Otra viajera, Matilde Houston, procedente de Inglaterra, viene a Cuba en 1840, aunque no es hasta más de cuatro décadas después que aparecen publicados sus recuerdos del viaje, en los que aborda, sobre todo, aspectos relacionados con la vida económica, social y política de la Isla. Le asombra el ferrocarril Habana-Güines, se queja de la carestía de la vida y se manifiesta abiertamente en contra de la esclavitud. Va más allá en su testimonio de lo meramente costumbrista, pero no deja fuera de sus páginas los modales, hábitos y diversiones de las señoras. Pasea, y desde su volanta observa, a través de las ventanas abiertas de una vivienda, la escena de un velorio.
Ostentosos eran los velorios en La Habana colonial. Para el que podía, desde luego. Se exponía al difunto en su propia casa o en la de un familiar o amigo cercano y las puertas y ventanas del inmueble se abrían de par en par a fin de dar mayor publicidad a la ceremonia. El féretro se colocaba en un catafalco suntuoso y lo rodeaban entre seis y 12 blandones y otros tantos candelabros cuyas velas permanecían encendidas hasta la salida del entierro. El piso de la sala mortuoria se cubría con mantas blancas y negras, y los más ricos encerraban el ataúd en una urna de cristal y tapizaban de negro las paredes.
El traslado al cementerio se hacía en un coche mortuorio del que tiraban hasta ocho parejas de caballos, enmantados y con vistosos penachos amarillos y negros. Entre seis y 24 criados blancos, vestidos con libreas negras, acompañaban el coche y se encargaban de su manipulación en la necrópolis y de colocarlo en la fosa. Eran los sustitutos de los negros zacatecas.
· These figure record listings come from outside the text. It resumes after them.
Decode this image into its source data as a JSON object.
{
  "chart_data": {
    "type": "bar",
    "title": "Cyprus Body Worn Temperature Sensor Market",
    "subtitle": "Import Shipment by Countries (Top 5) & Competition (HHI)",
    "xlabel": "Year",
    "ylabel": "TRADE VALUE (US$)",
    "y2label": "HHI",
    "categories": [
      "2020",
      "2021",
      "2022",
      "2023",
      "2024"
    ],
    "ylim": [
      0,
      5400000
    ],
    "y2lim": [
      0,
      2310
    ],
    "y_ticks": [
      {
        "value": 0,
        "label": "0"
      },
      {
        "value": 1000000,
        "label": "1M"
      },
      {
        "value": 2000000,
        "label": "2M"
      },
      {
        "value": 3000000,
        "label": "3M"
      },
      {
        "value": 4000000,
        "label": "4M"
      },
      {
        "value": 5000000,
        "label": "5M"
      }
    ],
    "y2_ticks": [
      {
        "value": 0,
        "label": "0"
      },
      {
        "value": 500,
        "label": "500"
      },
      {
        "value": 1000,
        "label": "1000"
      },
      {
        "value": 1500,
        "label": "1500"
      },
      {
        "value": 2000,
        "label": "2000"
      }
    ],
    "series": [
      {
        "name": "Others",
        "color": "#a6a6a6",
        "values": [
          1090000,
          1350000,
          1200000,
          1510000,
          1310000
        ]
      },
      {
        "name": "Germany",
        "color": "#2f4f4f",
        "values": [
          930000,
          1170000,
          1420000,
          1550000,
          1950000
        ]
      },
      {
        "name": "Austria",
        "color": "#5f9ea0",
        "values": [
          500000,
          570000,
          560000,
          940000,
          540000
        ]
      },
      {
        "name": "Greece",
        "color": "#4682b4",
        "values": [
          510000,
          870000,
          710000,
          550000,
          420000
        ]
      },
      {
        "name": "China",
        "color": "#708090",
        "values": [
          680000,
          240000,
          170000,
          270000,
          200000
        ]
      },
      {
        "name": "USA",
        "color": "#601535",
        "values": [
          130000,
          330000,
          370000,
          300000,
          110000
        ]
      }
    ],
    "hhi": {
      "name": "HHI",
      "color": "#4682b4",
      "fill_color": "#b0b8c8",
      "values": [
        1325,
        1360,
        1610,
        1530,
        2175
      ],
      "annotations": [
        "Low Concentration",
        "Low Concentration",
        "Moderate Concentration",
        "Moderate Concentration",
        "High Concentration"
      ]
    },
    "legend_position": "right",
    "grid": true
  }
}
El luto comenzaba a preparase en cuanto se tenía la certeza de que el enfermo moriría sin remedio. Exigía ropa adecuada. En el luto riguroso no podían los hombres vestir chaleco de seda ni casaca de paño. Los trajes debían ser de alepín, sin brillo. Las mujeres no podían usar encajes ni adorno alguno de oro y piedra. En el medio luto, que seguía al luto riguroso, se daban entrada a los colores blanco y morado. El luto no se ceñía solo al vestuario. En la casa donde ocurría un fallecimiento, las ventanas que daban a la calle permanecían cerradas durante seis meses y con lienzo blanco se forraban los cuados y todos los adornos de la sala principal. Como la muerte presumía, los espejos se tapaban para que no se mirara en ellos.
La muerte de un padre o de una madre imponía un luto de dos años. La de un hermano, uno, mientras que el de la viudez duraba toda la vida.
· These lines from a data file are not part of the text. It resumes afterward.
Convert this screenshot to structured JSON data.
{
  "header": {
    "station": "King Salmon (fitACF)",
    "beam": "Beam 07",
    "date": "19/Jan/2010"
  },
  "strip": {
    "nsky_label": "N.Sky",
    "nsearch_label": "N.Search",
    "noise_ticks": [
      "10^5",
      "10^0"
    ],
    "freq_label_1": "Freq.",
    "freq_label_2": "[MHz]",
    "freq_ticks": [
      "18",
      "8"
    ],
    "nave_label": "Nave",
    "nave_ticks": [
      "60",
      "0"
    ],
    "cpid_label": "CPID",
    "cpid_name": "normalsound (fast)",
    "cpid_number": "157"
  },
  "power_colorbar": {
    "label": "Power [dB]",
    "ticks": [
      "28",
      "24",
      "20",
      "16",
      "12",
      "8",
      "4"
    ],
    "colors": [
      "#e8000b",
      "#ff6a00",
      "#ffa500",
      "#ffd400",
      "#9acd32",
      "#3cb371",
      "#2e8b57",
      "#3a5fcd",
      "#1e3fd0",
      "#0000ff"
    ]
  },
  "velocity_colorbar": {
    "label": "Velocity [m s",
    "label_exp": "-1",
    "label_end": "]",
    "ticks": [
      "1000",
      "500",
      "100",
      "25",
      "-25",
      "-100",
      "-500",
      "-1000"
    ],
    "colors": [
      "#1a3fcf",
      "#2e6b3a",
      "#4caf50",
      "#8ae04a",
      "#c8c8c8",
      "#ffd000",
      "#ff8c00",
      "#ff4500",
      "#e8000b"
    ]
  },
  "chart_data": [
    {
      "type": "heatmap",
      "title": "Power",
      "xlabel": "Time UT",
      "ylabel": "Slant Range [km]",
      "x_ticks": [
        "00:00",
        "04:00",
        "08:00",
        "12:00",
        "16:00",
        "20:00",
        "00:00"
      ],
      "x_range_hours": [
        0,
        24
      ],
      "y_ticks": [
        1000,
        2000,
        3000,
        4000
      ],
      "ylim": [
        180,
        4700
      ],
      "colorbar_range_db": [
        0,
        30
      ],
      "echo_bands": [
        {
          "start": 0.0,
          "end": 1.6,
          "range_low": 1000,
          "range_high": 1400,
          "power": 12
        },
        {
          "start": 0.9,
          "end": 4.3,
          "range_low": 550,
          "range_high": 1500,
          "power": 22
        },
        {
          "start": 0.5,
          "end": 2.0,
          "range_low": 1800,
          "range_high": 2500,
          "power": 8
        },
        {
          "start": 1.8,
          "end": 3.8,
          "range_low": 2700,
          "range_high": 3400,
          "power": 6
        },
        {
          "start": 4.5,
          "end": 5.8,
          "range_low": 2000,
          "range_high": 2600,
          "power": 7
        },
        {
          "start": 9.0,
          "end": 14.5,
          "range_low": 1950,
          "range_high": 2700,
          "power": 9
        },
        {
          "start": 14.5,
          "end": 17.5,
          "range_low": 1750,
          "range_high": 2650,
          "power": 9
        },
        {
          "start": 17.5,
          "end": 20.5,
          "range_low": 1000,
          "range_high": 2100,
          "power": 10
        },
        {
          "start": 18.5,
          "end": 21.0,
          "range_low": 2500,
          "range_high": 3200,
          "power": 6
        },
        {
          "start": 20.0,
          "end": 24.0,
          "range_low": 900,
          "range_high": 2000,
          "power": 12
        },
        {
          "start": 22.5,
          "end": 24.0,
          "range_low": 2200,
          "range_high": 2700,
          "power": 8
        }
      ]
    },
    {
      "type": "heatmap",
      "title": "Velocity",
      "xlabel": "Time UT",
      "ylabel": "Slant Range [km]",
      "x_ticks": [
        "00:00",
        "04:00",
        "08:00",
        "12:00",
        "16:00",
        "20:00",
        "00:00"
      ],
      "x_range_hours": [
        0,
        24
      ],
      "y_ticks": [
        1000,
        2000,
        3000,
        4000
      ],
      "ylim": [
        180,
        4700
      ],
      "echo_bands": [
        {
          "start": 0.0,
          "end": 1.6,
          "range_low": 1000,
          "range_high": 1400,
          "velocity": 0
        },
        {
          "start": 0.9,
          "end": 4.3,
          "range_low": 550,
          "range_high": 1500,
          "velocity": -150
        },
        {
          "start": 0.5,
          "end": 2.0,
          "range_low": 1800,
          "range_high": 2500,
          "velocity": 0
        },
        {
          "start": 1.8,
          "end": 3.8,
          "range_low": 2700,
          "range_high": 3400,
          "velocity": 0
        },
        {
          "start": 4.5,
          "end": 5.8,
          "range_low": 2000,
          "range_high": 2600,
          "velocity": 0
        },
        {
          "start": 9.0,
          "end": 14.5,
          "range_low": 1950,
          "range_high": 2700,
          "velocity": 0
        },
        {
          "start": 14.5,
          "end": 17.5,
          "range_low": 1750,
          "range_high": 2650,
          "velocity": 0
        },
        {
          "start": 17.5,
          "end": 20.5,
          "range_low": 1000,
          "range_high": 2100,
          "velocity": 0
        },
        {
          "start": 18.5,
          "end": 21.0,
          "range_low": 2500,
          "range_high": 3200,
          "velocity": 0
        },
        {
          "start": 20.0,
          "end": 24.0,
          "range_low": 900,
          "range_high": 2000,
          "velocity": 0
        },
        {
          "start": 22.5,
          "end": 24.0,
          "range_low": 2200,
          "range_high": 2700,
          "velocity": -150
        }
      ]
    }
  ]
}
Cuando una joven quería contraer matrimonio sin el consentimiento de sus padres, pedía al novio o a la autoridad que la «depositara», a fin de esperar la fecha de la boda, en un convento o en la Casa de Recogidas. La crónica habanera recoge esta historia deliciosa.
En 1781, Ignacio de Peñalver, tesorero general de la Real Hacienda, se opuso a la solicitud de matrimonio de Sebastián Calvo de la Puerta y O´Farril con su hija María Luisa, y Sebastián decidió raptarla.
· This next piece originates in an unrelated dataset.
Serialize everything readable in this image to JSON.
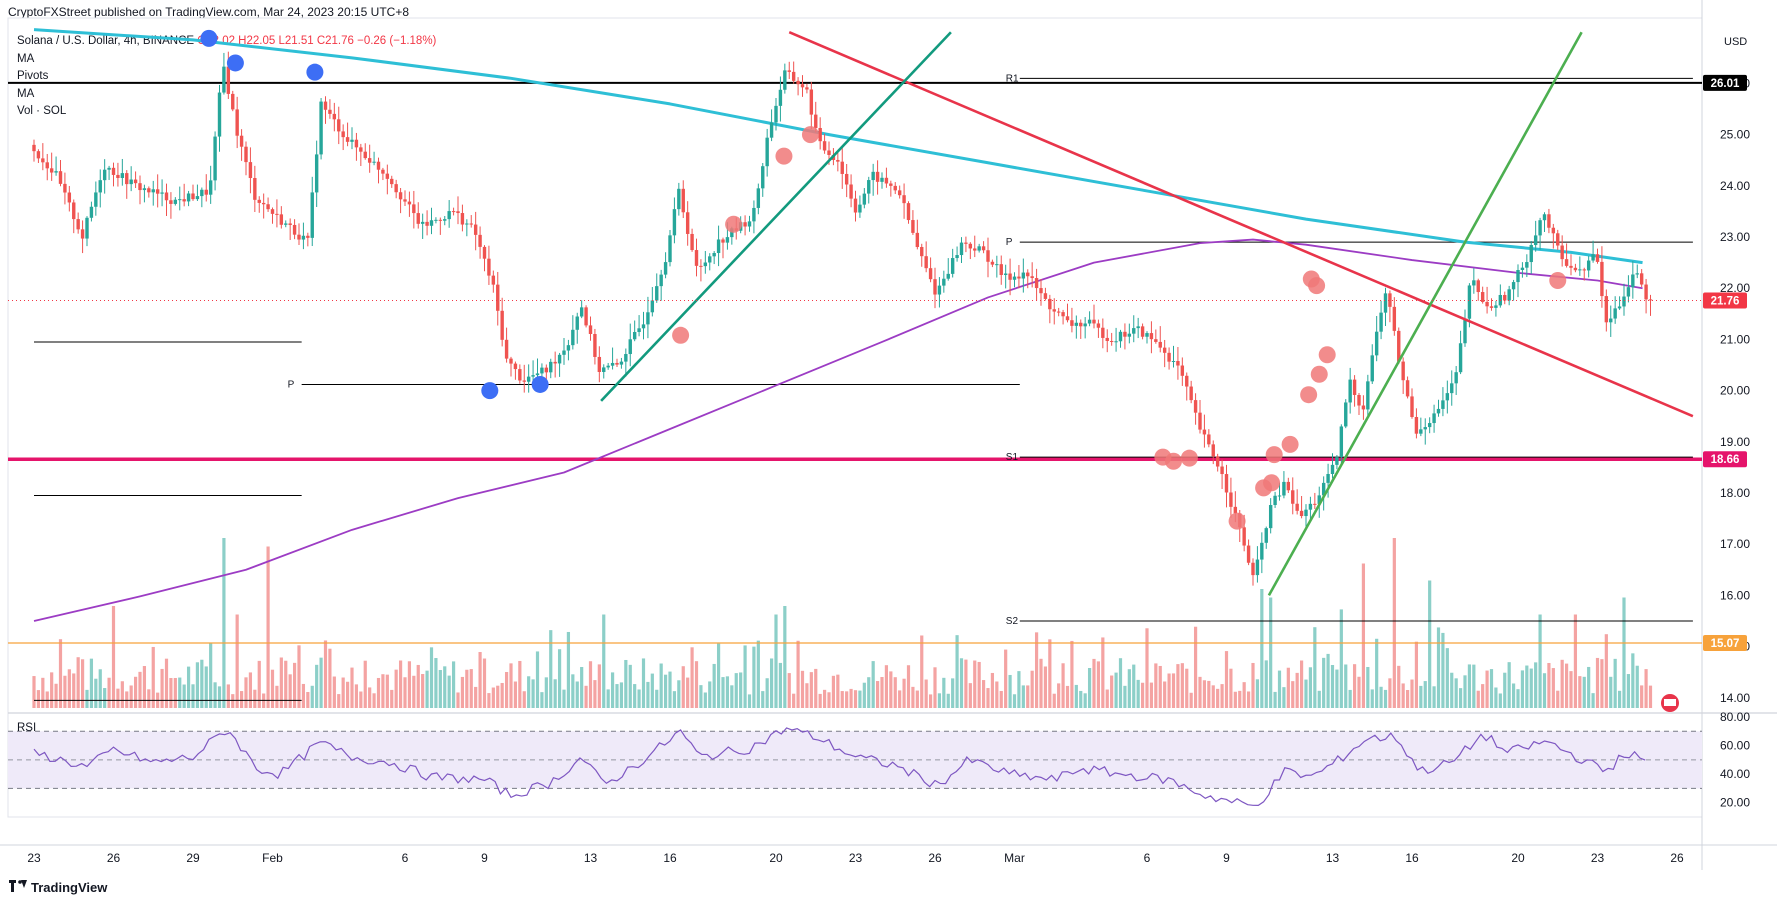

La marquesa de Jústiz y su hija planearon y ejecutaron en la iglesia de San Francisco la audaz acción, con la complicidad de la novia, que fue conducida a la residencia de las Jústiz.
El escandaloso enfrentamiento del Tesorero Real con la marquesa, cada uno con el poder de sus títulos y la inviolabilidad de sus espacios privados, dio motivo a la intervención del Capitán General, que confió la custodia de la joven al convento de Santa Teresa hasta que se logró llevar a cabo el matrimonio sin la anuencia del padre, poco antes de que el contrayente partiera hacia Luisiana en una campaña militar.